ずこう 2
「これは教師に対するセクハラね。理事長に報告しておくわ。君もこれでオシマイよ」
「うん。なら離せばイイと思うよ?」
俺と腕をくんだまま冷酷なセリフを淡々と漏らすライフ。俺もカキカキしながらそっけなく返しといた。
「冷たい子ね君。少しはドキドキしてる仕草の一つも見せなさい。あんまりカワイくないとコレ、料金が発生するわよ?」
また少し引っ張られ、ささやかれる。ちょっと今描いてるのでおやめください。
──ふん。仕方の無いメスだ。女の部分がうずいてるんだろう?
お前は淫らな猫さ。
いやらしい手つき(※そんなことありません)で俺に絡みつくお前ときたら、まるで夜に鳴き求めるプッシー・キャット。
ならば超越的な殺し文句の一つも浴びせ、発情期のメス猫をウットリと黙らせてやるか。
「ハアハア・・・・・・ら、ライフたんマジ天使」
「キモいわ。射殺したい」
俺が黙りました。
「んしゃあぁぁ!」
ワルディーは謎の奇声を発し、シャッ! と黒いクレヨンでカッコよく描き払うと顔を上げた。
・・・・・・いい顔だワルディー。どうやら会心の出来らしい。
「ん? もう描けたのかしら? もういいのワルディー?」
ライフの問いかけに、ワルディーの顔が引き締まった。
「ほーこーせいは決まりますた」
「今?!」
俺とライフは声を上げ、衝撃に固まった。
方向性の模索に付き合わされたライフも自席に戻り、二時間目も終わりに差し掛かった。
「できたら!」
出来たらしい。
「先生も出来たわ」
えアンタも描いてたの?
「俺も大体は・・・・・・」
ということで、お披露目タイムとなった。
「ネコミミよ」
なんでネコ耳ついてんだよ。
ライフが描いたワルディーの絵は上手かったが、萌え要素が加わっていた。
「この角度がポイントよ」
トントンとタレ気味のネコミミを指で示す。これは譲れないらしい。
ふむ。とにかく、漫画チックで上手い。意外。
「はい。

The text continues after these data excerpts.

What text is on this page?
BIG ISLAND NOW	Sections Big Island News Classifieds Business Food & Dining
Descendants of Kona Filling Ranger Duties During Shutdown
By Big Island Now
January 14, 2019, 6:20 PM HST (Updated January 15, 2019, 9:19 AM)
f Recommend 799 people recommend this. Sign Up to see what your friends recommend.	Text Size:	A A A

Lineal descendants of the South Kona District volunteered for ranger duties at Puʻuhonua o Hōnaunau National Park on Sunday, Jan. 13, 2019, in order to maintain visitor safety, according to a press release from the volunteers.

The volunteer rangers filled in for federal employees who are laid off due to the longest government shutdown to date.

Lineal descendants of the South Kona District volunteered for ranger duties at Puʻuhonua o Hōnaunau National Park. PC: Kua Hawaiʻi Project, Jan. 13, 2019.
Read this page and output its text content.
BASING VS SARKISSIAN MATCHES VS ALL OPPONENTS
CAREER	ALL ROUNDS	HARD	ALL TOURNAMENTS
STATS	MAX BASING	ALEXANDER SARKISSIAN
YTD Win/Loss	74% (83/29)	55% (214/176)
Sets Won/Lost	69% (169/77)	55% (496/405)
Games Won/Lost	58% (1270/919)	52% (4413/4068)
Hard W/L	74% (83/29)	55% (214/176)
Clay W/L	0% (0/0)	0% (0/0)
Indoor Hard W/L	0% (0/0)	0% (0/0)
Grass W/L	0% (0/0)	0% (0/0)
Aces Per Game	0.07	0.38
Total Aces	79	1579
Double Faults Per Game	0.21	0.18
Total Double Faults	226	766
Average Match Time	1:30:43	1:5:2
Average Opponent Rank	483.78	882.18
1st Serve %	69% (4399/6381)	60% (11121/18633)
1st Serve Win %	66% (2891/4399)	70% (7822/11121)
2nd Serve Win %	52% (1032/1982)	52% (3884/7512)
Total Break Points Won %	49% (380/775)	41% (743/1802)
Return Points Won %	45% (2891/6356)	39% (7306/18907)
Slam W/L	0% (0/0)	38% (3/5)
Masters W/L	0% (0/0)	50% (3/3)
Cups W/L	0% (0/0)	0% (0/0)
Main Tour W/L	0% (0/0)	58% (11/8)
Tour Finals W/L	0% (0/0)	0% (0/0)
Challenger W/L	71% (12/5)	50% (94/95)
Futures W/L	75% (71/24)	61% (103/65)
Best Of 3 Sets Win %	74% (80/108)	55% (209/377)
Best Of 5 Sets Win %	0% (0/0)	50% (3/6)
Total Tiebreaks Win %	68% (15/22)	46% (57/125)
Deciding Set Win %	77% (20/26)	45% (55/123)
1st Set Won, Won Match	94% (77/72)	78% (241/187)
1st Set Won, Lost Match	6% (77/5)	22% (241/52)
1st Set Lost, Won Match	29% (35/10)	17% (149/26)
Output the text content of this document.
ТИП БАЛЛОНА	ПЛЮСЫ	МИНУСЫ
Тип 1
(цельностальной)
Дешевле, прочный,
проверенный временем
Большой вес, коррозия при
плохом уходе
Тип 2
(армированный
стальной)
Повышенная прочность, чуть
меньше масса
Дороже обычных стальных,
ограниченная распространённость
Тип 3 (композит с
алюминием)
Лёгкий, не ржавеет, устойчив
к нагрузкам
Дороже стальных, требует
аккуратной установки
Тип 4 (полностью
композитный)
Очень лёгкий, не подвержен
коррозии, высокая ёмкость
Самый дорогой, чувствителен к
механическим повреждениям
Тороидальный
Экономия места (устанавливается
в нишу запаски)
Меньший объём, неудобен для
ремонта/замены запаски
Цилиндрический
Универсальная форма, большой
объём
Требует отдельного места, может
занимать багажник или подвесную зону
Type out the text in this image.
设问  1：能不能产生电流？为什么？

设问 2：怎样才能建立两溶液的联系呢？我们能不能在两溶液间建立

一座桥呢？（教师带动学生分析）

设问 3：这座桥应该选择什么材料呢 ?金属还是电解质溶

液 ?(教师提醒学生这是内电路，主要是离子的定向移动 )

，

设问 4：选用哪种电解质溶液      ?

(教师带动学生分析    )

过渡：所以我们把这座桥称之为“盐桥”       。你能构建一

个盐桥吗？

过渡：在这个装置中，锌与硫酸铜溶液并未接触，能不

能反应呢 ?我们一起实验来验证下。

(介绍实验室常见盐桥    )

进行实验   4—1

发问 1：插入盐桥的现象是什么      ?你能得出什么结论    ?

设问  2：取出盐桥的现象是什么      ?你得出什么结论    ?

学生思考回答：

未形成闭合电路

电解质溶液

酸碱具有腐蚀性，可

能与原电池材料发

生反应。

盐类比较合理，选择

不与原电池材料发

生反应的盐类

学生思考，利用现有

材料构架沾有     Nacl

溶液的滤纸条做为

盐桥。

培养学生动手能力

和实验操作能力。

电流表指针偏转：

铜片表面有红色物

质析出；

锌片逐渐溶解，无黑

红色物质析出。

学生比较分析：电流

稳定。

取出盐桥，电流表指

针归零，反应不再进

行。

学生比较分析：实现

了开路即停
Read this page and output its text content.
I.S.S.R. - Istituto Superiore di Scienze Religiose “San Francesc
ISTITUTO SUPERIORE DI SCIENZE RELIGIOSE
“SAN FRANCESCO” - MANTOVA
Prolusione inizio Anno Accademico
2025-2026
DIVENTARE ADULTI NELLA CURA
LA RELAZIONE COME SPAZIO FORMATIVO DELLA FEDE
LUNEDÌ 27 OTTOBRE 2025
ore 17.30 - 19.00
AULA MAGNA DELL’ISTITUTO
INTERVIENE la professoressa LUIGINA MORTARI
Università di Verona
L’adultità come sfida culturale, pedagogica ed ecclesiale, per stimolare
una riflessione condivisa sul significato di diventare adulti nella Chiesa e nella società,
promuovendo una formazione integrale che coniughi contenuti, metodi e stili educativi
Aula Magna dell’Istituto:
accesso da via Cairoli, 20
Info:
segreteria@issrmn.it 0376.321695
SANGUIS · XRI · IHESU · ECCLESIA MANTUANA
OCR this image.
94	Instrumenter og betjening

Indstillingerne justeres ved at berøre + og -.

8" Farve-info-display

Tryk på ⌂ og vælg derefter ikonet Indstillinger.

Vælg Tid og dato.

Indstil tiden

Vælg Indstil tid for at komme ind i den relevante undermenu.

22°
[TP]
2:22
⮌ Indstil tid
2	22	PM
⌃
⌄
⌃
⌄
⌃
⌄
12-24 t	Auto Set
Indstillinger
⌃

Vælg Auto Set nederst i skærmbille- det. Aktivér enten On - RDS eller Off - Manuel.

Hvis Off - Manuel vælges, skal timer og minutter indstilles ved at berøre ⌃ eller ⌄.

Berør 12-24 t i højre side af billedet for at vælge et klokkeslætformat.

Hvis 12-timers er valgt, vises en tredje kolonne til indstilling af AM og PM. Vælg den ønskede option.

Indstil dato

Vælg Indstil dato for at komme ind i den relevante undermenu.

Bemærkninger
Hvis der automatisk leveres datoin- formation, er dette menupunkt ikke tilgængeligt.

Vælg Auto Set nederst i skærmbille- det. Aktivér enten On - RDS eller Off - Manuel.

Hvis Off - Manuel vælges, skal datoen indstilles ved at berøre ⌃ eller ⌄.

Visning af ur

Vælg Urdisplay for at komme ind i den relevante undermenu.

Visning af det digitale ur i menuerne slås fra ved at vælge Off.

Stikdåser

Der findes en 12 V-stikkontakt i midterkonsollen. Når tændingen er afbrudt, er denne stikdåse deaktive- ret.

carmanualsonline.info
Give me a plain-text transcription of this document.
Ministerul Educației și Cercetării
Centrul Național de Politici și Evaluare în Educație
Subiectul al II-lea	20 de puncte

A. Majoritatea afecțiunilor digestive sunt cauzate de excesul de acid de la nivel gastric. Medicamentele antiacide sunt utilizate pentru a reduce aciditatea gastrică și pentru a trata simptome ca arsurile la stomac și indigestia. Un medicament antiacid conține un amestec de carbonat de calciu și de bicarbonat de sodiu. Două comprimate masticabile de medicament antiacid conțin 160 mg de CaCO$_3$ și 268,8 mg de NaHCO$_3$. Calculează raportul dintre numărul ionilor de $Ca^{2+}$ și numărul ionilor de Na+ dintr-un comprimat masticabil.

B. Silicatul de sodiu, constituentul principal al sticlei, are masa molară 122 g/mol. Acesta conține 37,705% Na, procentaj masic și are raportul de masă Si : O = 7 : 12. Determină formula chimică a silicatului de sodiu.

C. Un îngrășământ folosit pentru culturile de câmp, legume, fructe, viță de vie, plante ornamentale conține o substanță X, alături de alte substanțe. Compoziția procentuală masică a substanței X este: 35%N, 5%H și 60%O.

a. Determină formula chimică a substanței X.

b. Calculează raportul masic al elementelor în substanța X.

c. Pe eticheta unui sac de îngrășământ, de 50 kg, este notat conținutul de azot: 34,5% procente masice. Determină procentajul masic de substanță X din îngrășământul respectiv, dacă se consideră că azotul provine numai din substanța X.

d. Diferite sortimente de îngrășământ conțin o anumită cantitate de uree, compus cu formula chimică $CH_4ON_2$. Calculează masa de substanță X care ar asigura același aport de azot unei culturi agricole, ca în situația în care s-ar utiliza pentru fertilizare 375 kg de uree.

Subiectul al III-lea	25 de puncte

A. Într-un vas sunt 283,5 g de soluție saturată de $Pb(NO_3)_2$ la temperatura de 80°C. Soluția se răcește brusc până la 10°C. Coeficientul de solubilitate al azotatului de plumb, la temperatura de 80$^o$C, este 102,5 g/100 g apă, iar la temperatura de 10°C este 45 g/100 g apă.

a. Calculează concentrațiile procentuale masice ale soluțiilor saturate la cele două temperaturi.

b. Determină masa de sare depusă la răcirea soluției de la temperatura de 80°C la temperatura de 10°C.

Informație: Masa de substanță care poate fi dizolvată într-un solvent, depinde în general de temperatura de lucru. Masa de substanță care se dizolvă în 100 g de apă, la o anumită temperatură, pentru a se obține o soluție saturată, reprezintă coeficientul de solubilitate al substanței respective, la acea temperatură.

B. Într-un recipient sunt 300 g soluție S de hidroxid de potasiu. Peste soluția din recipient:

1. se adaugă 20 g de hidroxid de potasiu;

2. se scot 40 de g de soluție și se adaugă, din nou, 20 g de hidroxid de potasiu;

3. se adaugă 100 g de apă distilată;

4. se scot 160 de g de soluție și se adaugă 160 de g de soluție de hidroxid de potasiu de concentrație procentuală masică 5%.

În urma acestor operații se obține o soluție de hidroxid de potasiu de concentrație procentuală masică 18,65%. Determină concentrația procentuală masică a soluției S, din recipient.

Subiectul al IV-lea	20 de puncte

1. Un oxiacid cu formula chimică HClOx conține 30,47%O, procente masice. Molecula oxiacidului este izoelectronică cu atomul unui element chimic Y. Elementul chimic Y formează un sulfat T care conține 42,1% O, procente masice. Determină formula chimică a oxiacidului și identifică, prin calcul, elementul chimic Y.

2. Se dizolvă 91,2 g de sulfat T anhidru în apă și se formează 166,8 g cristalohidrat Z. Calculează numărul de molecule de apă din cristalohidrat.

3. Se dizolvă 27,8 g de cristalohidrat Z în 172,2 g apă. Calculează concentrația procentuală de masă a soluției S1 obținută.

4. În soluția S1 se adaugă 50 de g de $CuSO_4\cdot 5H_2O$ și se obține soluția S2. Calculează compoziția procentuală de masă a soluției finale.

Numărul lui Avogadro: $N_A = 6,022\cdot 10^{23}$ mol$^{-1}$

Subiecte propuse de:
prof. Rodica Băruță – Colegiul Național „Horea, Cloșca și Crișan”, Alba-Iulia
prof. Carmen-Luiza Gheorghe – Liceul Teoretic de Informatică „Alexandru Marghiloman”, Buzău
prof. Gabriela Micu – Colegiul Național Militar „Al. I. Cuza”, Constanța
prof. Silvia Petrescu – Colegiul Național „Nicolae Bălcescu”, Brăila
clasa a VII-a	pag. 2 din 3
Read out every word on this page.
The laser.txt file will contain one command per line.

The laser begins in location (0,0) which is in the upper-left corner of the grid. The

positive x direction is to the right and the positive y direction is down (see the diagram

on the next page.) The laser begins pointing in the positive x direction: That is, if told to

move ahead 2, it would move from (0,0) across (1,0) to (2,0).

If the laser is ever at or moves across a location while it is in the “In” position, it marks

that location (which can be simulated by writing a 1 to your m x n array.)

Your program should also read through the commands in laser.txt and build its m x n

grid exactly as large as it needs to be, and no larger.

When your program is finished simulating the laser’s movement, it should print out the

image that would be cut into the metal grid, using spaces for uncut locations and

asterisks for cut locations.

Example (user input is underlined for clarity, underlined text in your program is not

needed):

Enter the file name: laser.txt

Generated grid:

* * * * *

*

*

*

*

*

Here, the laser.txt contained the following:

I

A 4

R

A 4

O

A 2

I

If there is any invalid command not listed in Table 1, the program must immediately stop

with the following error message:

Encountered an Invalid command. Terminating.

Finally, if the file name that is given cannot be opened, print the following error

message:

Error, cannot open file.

俺はこんな感じ」
まあ簡単なラフ画だけれど、自分で言うのもなんだが結構上手く描けてると思う。
昔、美術の時間にアイツの絵を描いて、しょぼいコンクールで入賞したっけ。
アイツも嬉しそうに褒めてくれたな。
「萌えが無いわね」
「え要るの?!」俺は衝撃に固まる。
と、俺達の絵を見ながら「ふん、ふん、ん~、あ~」とか、小生意気な感じだったワルディー。どこの大物だお前は。
──ならば見せて貰おうではないか。あれだけアングルと方向性に拘りぬいた大物画家様の実力とやらを。
「ネコじゃん・・・・・・」
「ん、ねこ、もも、ん、りゅ、りゅ、ねここ!」
興奮気味に説明するワルディーの絵は、俺が猫だとしたらこうなるといったモノだった。なんだかやる気の無さそうな黒猫だ。
その黒猫の隣に、白い猫が寄り添っている。これがライフですか。
「あれだけ動き回ってた意味がさっぱり解らないけど、かわいく描けてるわ」
──へえ。こんな優しそうな顔もするのか。またまた意外だ。
ライフの微笑みを横目で眺め、俺はまたワルディーの絵を見る。
・・・・・・う、うん。上手とは言い難いが、まあ、ほっこりする絵だ。
「いいんじゃないか? 暖かみがあって、ほっこりする絵だよ」
なんて俺が感想を告げると、とても嬉しそうにワルディーは言う。
「リューシロ、たわ、わたしの絵で、ん、ん、も、もっこり」
やめなさい。俺が変態過ぎるでしょそれ。